Native nickel in the TAG hydrothermal field sediments (Mid‐Atlantic Ridge, 26°N): Space trotter, guest from mantle, or a widespread mineral, connected with serpentinization?

Tiny metallic particles have been found in the sediments of the Trans‐Atlantic Geotraverse (TAG) hydrothermal field, Mid‐Atlantic Ridge (MAR). The metallic grains are almost pure Ni and have compositional and structural characteristics similar to those of other terrestrial metallic Ni 0 occurrences. Native nickel grains, documented here for the first time in oceanic sediments, appear in calcareous oozes intercalated with metalliferous layers, layers with bedrock rubble, and sporadically scattered cosmic microspherules. There are three possibilities for the metallic Ni 0 genesis: (1) cosmic, (2) lower mantle at the core‐mantle boundary, or (3) upper mantle/lower crust. The flake‐like appearance of the Ni 0 grains rules out cosmic ablation origin. No unequivocal evidence was found that the Ni 0 particles could have formed under high‐pressure conditions similar to those at the core‐mantle boundary. Ni 0 formation through seawater serpentinization of the upper mantle/lower crust is the most plausible mechanism. At the slow spreading MAR, seawater penetrates down through highly fractured crest zone and serpentinizes the olivine and pyroxene of the upper mantle/lower crust ultramafics/mafics.

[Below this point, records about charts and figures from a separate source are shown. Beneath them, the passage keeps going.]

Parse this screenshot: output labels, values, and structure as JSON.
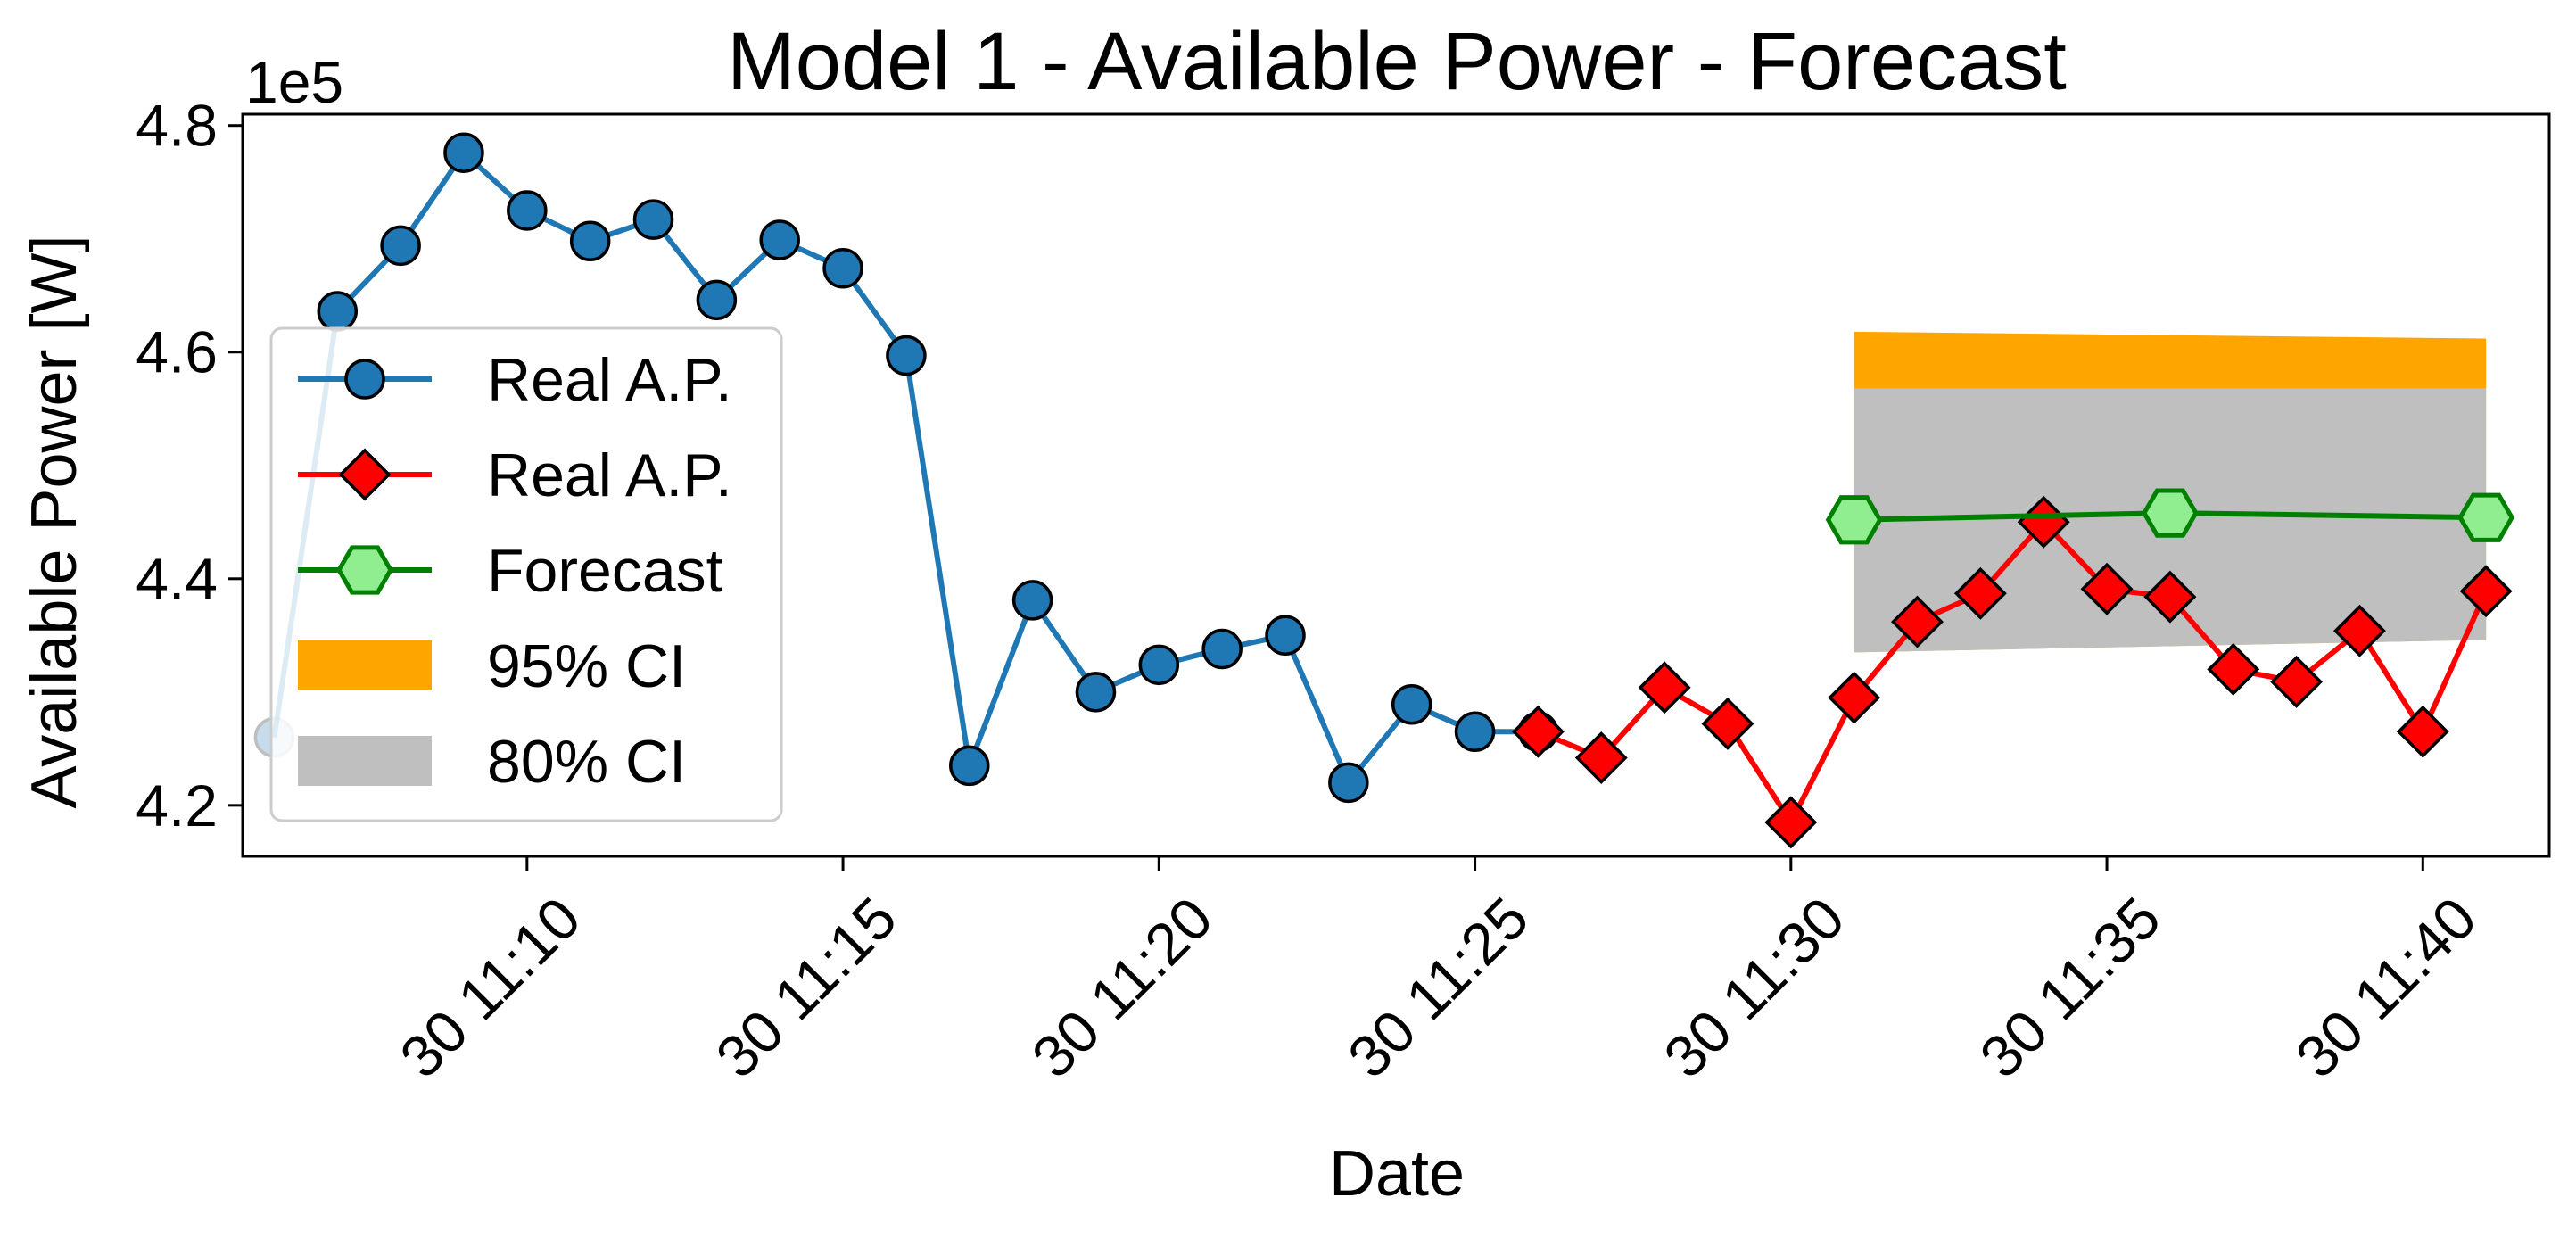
{
  "chart_data": {
    "type": "line",
    "title": "Model 1 - Available Power - Forecast",
    "xlabel": "Date",
    "ylabel": "Available Power [W]",
    "y_offset_text": "1e5",
    "y_scale_factor": 100000,
    "xlim": [
      "11:05:30",
      "11:42:00"
    ],
    "ylim": [
      4.155,
      4.81
    ],
    "x_ticks": [
      "30 11:10",
      "30 11:15",
      "30 11:20",
      "30 11:25",
      "30 11:30",
      "30 11:35",
      "30 11:40"
    ],
    "x_tick_times": [
      "11:10",
      "11:15",
      "11:20",
      "11:25",
      "11:30",
      "11:35",
      "11:40"
    ],
    "y_ticks": [
      4.2,
      4.4,
      4.6,
      4.8
    ],
    "y_tick_labels": [
      "4.2",
      "4.4",
      "4.6",
      "4.8"
    ],
    "x_tick_rotation": 45,
    "grid": false,
    "legend_position": "center-left",
    "series": [
      {
        "name": "Real A.P.",
        "color": "#1f77b4",
        "marker": "circle",
        "x": [
          "11:06",
          "11:07",
          "11:08",
          "11:09",
          "11:10",
          "11:11",
          "11:12",
          "11:13",
          "11:14",
          "11:15",
          "11:16",
          "11:17",
          "11:18",
          "11:19",
          "11:20",
          "11:21",
          "11:22",
          "11:23",
          "11:24",
          "11:25",
          "11:26"
        ],
        "y": [
          4.26,
          4.636,
          4.694,
          4.776,
          4.725,
          4.698,
          4.717,
          4.646,
          4.699,
          4.674,
          4.597,
          4.235,
          4.381,
          4.3,
          4.324,
          4.338,
          4.35,
          4.22,
          4.289,
          4.265,
          4.265
        ]
      },
      {
        "name": "Real A.P.",
        "color": "#ff0000",
        "marker": "diamond",
        "x": [
          "11:26",
          "11:27",
          "11:28",
          "11:29",
          "11:30",
          "11:31",
          "11:32",
          "11:33",
          "11:34",
          "11:35",
          "11:36",
          "11:37",
          "11:38",
          "11:39",
          "11:40",
          "11:41"
        ],
        "y": [
          4.265,
          4.242,
          4.304,
          4.272,
          4.185,
          4.295,
          4.362,
          4.387,
          4.45,
          4.391,
          4.384,
          4.32,
          4.309,
          4.354,
          4.265,
          4.389
        ]
      },
      {
        "name": "Forecast",
        "color": "#008000",
        "marker_fill": "#90ee90",
        "marker": "hexagon",
        "x": [
          "11:31",
          "11:36",
          "11:41"
        ],
        "y": [
          4.452,
          4.458,
          4.454
        ]
      }
    ],
    "bands": [
      {
        "name": "95% CI",
        "color": "#ffa500",
        "x": [
          "11:31",
          "11:41"
        ],
        "upper": [
          4.618,
          4.612
        ],
        "lower": [
          4.335,
          4.346
        ]
      },
      {
        "name": "80% CI",
        "color": "#bfbfbf",
        "x": [
          "11:31",
          "11:41"
        ],
        "upper": [
          4.568,
          4.568
        ],
        "lower": [
          4.335,
          4.346
        ]
      }
    ]
  }
}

Serpentinization results in the generation of highly reduced volatile species: H 2 and hydrocarbons. In such an extremely reduced environment, Fe and other transition metals (Co, Ni, Cu, Zn) released from olivines and pyroxenes tend to appear as native metals if fS 2 approaches 0. The lightened serpentinized blocks uplift and expose the serpentinized ultramafics/mafics at the rift valley's walls. I speculate that tectonic movements and weathering could liberate the native metallic grains scattered in the serpentinized rocks, which may then have been dispersed in the proximate sediments by near‐bottom currents.